The entire process — from research to published post — takes about 10 minutes. No browser tabs. No WordPress dashboard. No copy-pasting between tools.

Pro Tips

Use JSON formatting for readability. When Claude returns raw API responses, pipe them through python3 -m json.tool or ask Claude to format them as a table. Your CLAUDE.md can include instructions to always format API responses cleanly.

Save drafts locally first. Having Claude save posts to drafts/ before publishing gives you a local backup and makes it easy to iterate before pushing to WordPress.

Never auto-publish. Set your CLAUDE.md to always create posts as drafts. You should always review before going live. Add a rule like: “Never publish without explicit confirmation.”

Track your categories and tags.
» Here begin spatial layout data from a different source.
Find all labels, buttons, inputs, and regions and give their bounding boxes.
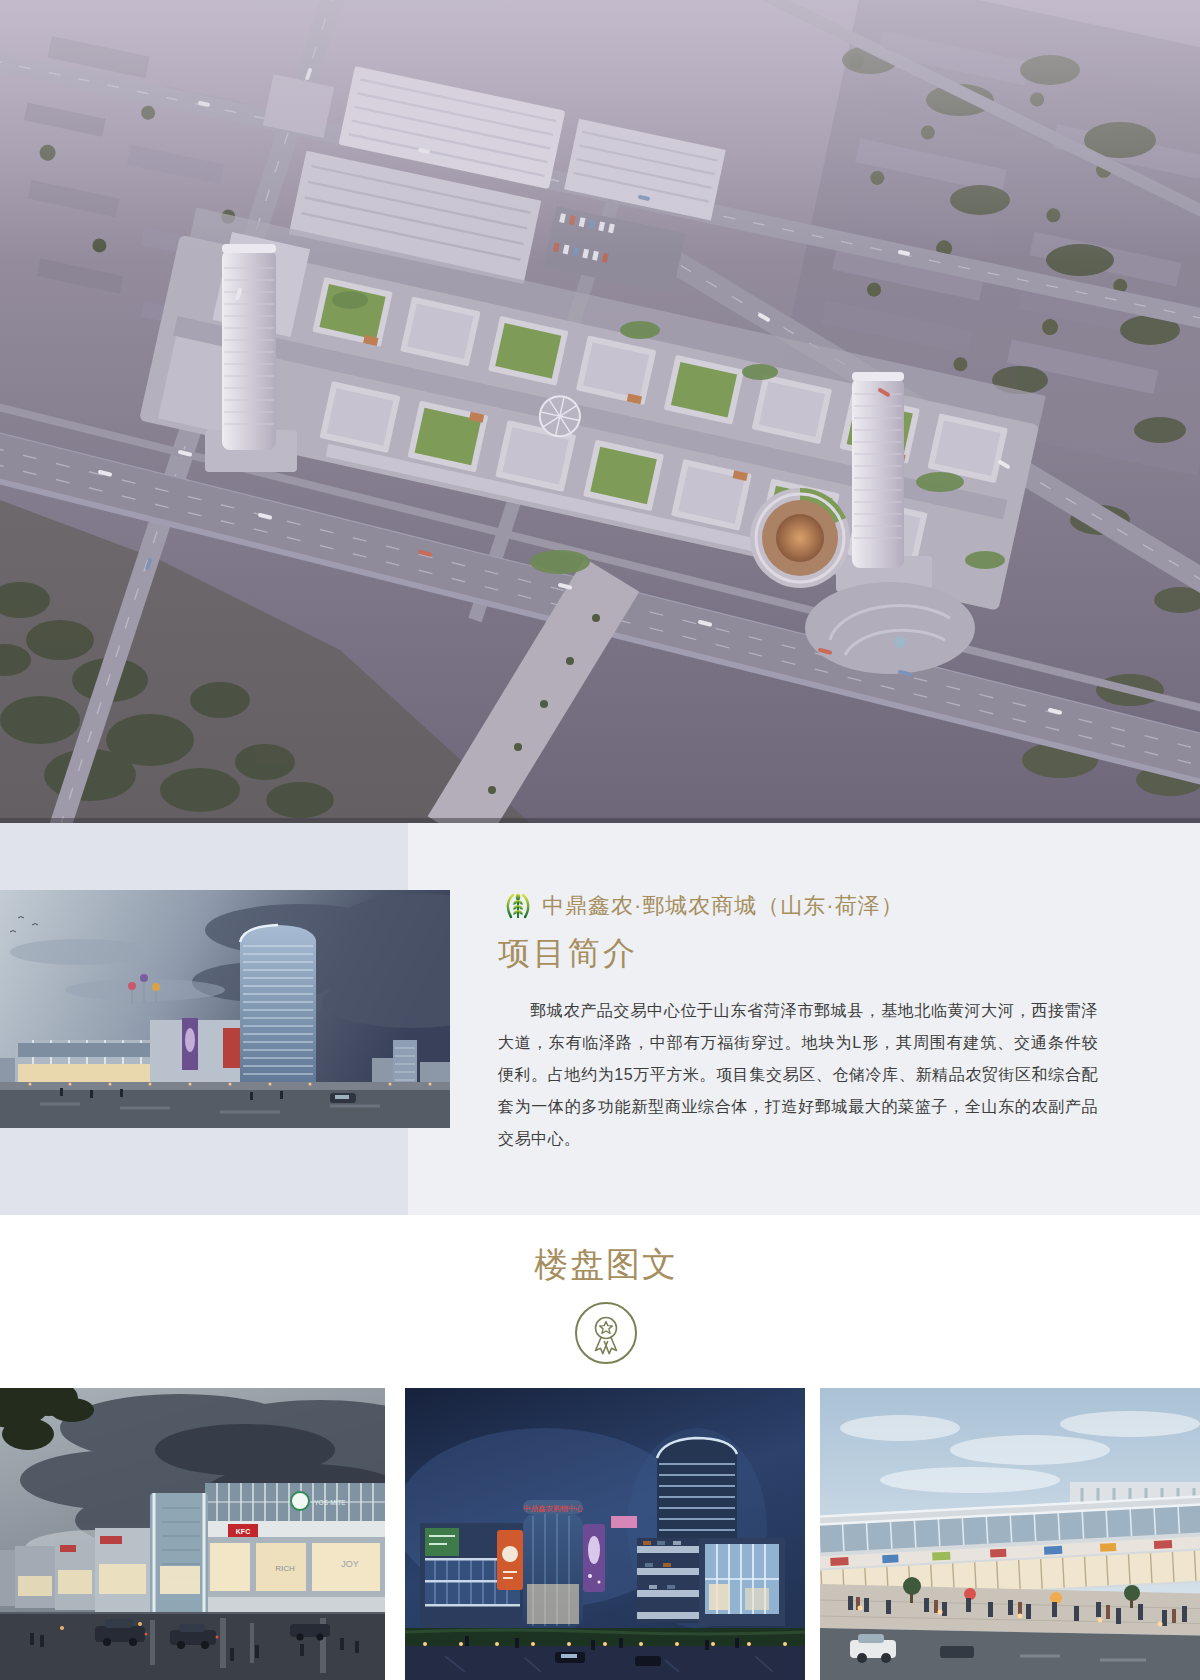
brand-row: 中鼎鑫农·鄄城农商城（山东·荷泽） — [498, 889, 1098, 923]
tower — [240, 925, 316, 1086]
sign-rich: RICH — [275, 1564, 295, 1573]
hero-aerial-rendering — [0, 0, 1200, 823]
medal-award-icon — [574, 1301, 638, 1365]
sign-yosmite: YOS·MITE — [314, 1499, 346, 1506]
intro-heading: 项目简介 — [498, 933, 1098, 973]
gallery-image-mall-night[interactable]: 中鼎鑫农购物中心 — [405, 1388, 805, 1680]
gallery-image-street-dusk[interactable]: YOS·MITE KFC RICH JOY — [0, 1388, 385, 1680]
intro-paragraph: 鄄城农产品交易中心位于山东省菏泽市鄄城县，基地北临黄河大河，西接雷泽大道，东有临… — [498, 995, 1098, 1155]
mall-sign-text: 中鼎鑫农购物中心 — [523, 1504, 584, 1513]
gallery-heading: 楼盘图文 — [6, 1243, 1200, 1285]
brand-title: 中鼎鑫农·鄄城农商城（山东·荷泽） — [542, 891, 904, 921]
aerial-illustration — [0, 0, 1200, 823]
gallery-image-shopping-street[interactable] — [820, 1388, 1200, 1680]
gallery-strip: YOS·MITE KFC RICH JOY — [0, 1388, 1200, 1680]
sign-joy: JOY — [341, 1559, 359, 1569]
project-intro-section: 中鼎鑫农·鄄城农商城（山东·荷泽） 项目简介 鄄城农产品交易中心位于山东省菏泽市… — [0, 823, 1200, 1215]
project-dusk-photo — [0, 890, 450, 1128]
wheat-sprout-logo-icon — [503, 891, 533, 921]
intro-text-block: 中鼎鑫农·鄄城农商城（山东·荷泽） 项目简介 鄄城农产品交易中心位于山东省菏泽市… — [498, 889, 1098, 1155]
round-building — [750, 488, 850, 588]
project-page: 中鼎鑫农·鄄城农商城（山东·荷泽） 项目简介 鄄城农产品交易中心位于山东省菏泽市… — [0, 0, 1200, 1680]
sign-kfc: KFC — [236, 1528, 250, 1535]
Run wp_list_categories and wp_list_tags periodically so Claude knows what taxonomy already exists. This prevents duplicate categories and keeps your site organized.

Keep credentials out of git. Your .env file should always be in .gitignore. Application passwords grant full API access to your site — treat them like any other secret.

The Bottom Line

Managing a WordPress blog through Claude Code isn’t just a novelty — it’s genuinely faster than the traditional dashboard workflow. Research, writing, SEO optimization, publishing, and site management all happen in one place, in natural language, without context-switching between tabs and tools.

The WordPress REST API is powerful but tedious to use directly. Claude Code turns it into a conversation. And once your CLAUDE.md is dialed in, every future session starts with Claude already knowing exactly how your blog works.

If you run a blog and you’re already using Claude Code for development, this setup takes about 20 minutes to build. After that, your terminal is your CMS.